Vragen van het lid De Wit aan de minister van Sociale Zaken en Werkgelegenheid over de salarisstijgingen aan de top.

De heer De Wit (SP):

Voorzitter. 8%, 13%, 14%; dat zijn de percentages waarmee de inkomens van de topmanagers tussen 1998 en 2000 werden verhoogd. De Volkskrant van afgelopen zaterdag voegde daar de cijfers over 2001 aan toe: 8,5%. De stijging van de contractlonen – het gaat dan om de mensen die onder een cao vallen – tijdens de regeerperiode van Paars II komt cumulatief uit op 14%. De stijging van de topsalarissen komt over deze periode cumulatief uit op 51%; dit is ruim drieëneenhalf keer zoveel.

In 1998 vond minister-president Kok de verhoging van de topsalarissen in 1997 met 4% "exhibitionistische verrijking". Vorig jaar, tijdens het debat over deze zelfde topsalarissen, zei hij dat de inkomensontwikkeling aan de top op gelijk niveau dient te blijven met de ontwikkeling van de inkomens en arbeidsvoorwaarden over de volle breedte. Staat de minister van Sociale Zaken en Werkgelegenheid nog steeds achter deze opmerking of visie van de minister-president?

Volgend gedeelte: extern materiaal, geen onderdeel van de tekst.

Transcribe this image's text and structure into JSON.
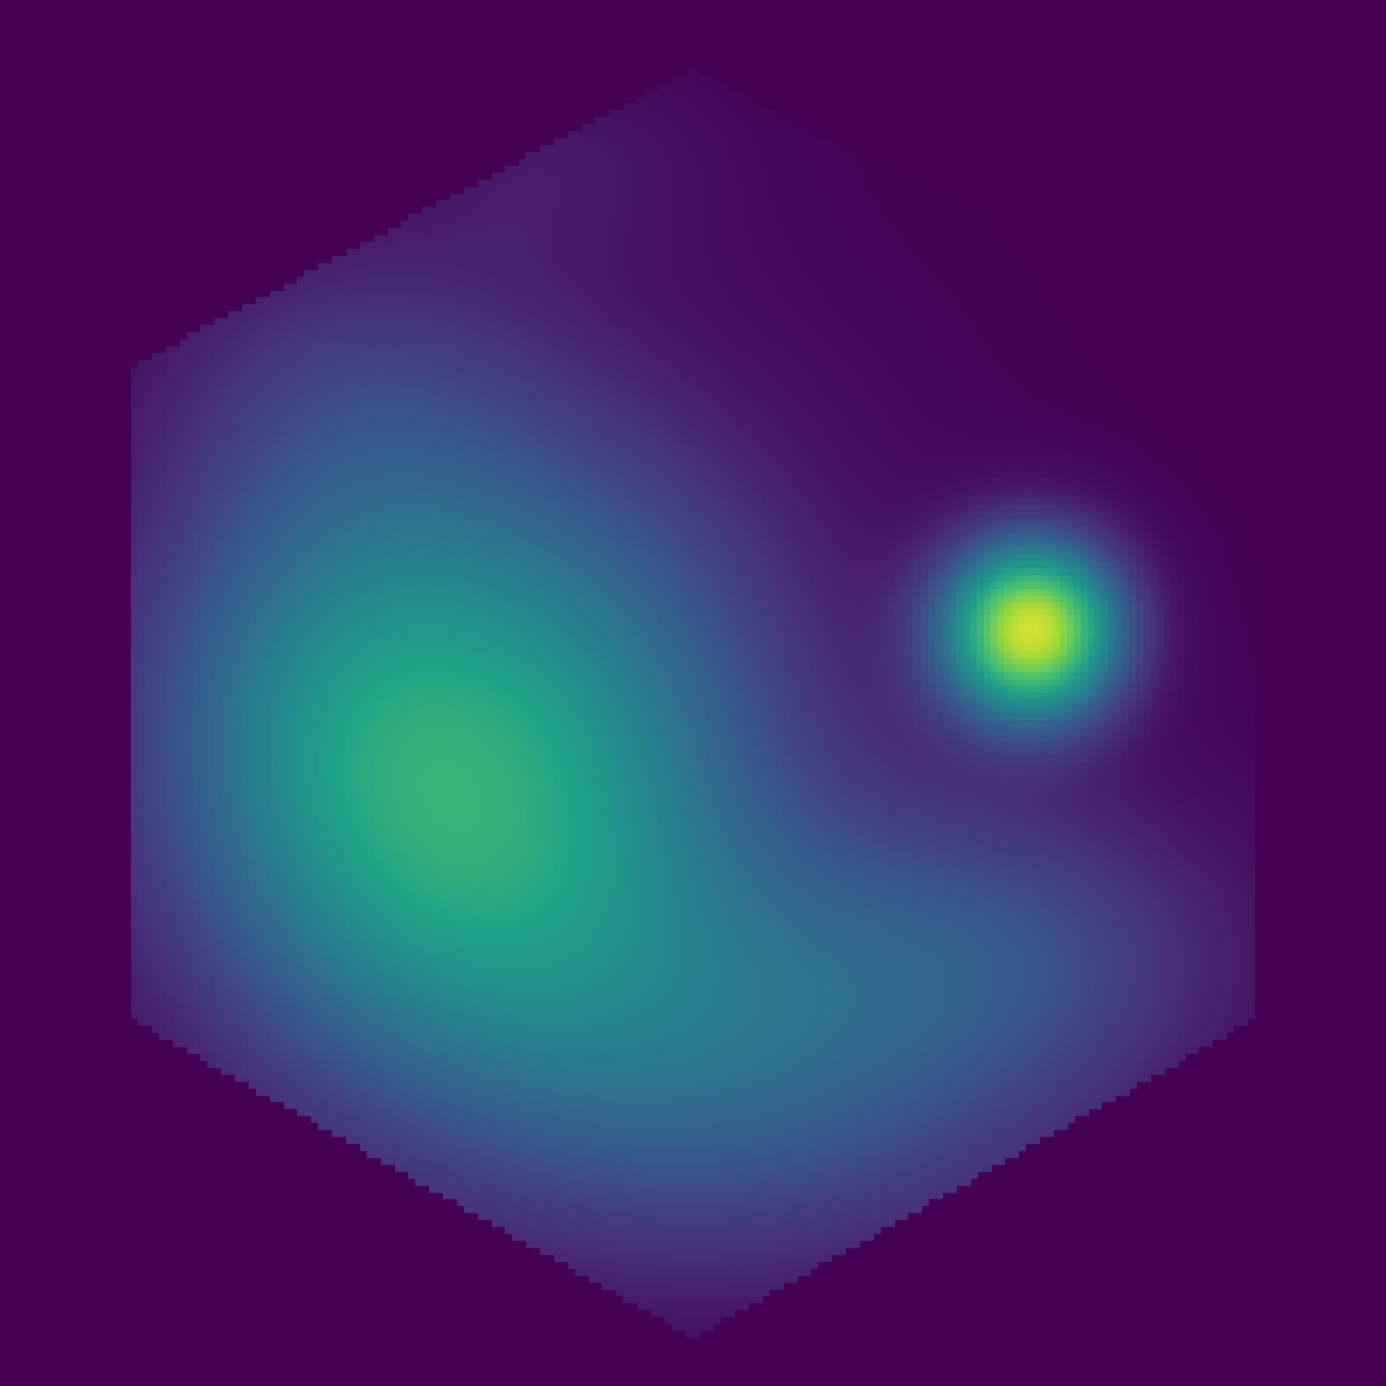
{
  "chart_data": {
    "type": "heatmap",
    "title": "",
    "xlabel": "",
    "ylabel": "",
    "grid": false,
    "legend": "none",
    "colormap": "viridis",
    "colormap_stops": [
      "#440154",
      "#46327e",
      "#365c8d",
      "#277f8e",
      "#1fa187",
      "#4ac16d",
      "#a0da39",
      "#fde725"
    ],
    "background_color": "#440154",
    "region": "hexagon",
    "x_range": [
      0,
      1
    ],
    "y_range": [
      0,
      1
    ],
    "value_range": [
      0,
      1
    ],
    "blobs": [
      {
        "x": 0.37,
        "y": 0.55,
        "sx": 0.14,
        "sy": 0.16,
        "value": 0.5
      },
      {
        "x": 0.22,
        "y": 0.5,
        "sx": 0.1,
        "sy": 0.12,
        "value": 0.2
      },
      {
        "x": 0.3,
        "y": 0.66,
        "sx": 0.12,
        "sy": 0.1,
        "value": 0.12
      },
      {
        "x": 0.55,
        "y": 0.78,
        "sx": 0.16,
        "sy": 0.1,
        "value": 0.24
      },
      {
        "x": 0.72,
        "y": 0.68,
        "sx": 0.12,
        "sy": 0.08,
        "value": 0.18
      },
      {
        "x": 0.25,
        "y": 0.28,
        "sx": 0.1,
        "sy": 0.08,
        "value": 0.1
      },
      {
        "x": 0.4,
        "y": 0.12,
        "sx": 0.08,
        "sy": 0.05,
        "value": 0.06
      },
      {
        "x": 0.745,
        "y": 0.455,
        "sx": 0.045,
        "sy": 0.045,
        "value": 0.92
      }
    ]
  }
}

Paars heeft geen enkele maatregel getroffen om die exhibitionistische verrijking tegen te gaan. Sterker nog, de belastingherziening die is doorgevoerd, heeft tot gevolg dat de topinkomens minder worden belast. De openbaarmaking van de inkomens, waarmee wij in 2003 te maken krijgen, zal geen dempende werking hebben. De ervaringen daarmee in het buitenland wijzen daar niet op. Bovendien blijkt uit de openbaarmaking van deze inkomens in de Volkskrant van de afgelopen jaren al dat dit geen enkele invloed heeft. In dat licht stel ik mijn volgende vraag. Wat vindt de minister van deze exhibitionistische verrijking, deze stijging van topsalarissen? Deelt de minister de conclusie dat Paars op dit punt heeft gefaald, of was er destijds slechts sprake van verkiezingsretoriek van de heer Kok? Wat dient er volgens hem te gebeuren om die salarissen daadwerkelijk aan te pakken?

Minister Vermeend:

Voorzitter. Ik ken de belangstelling van de heer De Wit voor de topinkomens. Toen ik de Volkskrant opensloeg, dacht ik al: ik mag weer komen. Ik was ook verheugd toen dit inderdaad zo bleek te zijn. Vorig jaar was dit het geval en het jaar daarvoor ook al. Dat is een van de redenen waarom ik vorig jaar een onderzoek heb laten verrichten naar de ontwikkeling van de topinkomens. Verder heb ik aangegeven welke mogelijkheden het kabinet op dat punt heeft.

Ik zal eerst de cijfers geven en vervolgens ingaan op de gestelde vragen. Vrij recent, op 30 mei, is er een solide, gedegen rapport van de Hay Group verschenen over de honorering van bestuurders en directeuren met betrekking tot de periode 1996-2002. Dit is een van de betrouwbaarste studies op dat terrein. Daaruit blijkt het volgende en hierbij verwijs ik ook naar de studie die mijn departement heeft laten verrichten. In 2000, en dat weet de heer De Wit uit de gedachtewisseling die hij met mij heeft gehad, zaten de absolute topinkomens op 17,6%. De meest recente inzichten over 2001 op basis van deze studie, die iets uitgebreider is dan die uit de Volkskrant, komen voor de absolute top uit op een gemiddelde van 11%. Voor de kleinere ondernemingen lag de stijging lager, tussen 6 en 10%. Niet ontkend kan worden dat, als je dit vergelijkt met 2000 en 2001, de gerealiseerde stijging in 2001 in vergelijking met de cao's relatief hoog is. De heer De Wit maakt een vergelijking met de cao's en kijkt niet naar de feitelijke loonontwikkeling. De cao's vormen een bodem, maar de feitelijke ontwikkeling ligt hoger. De cijfers over 2001 ken ik nog niet, maar de verwachting is dat die uitkomen op 6%, hetgeen aanzienlijk lager dan de topinkomens is.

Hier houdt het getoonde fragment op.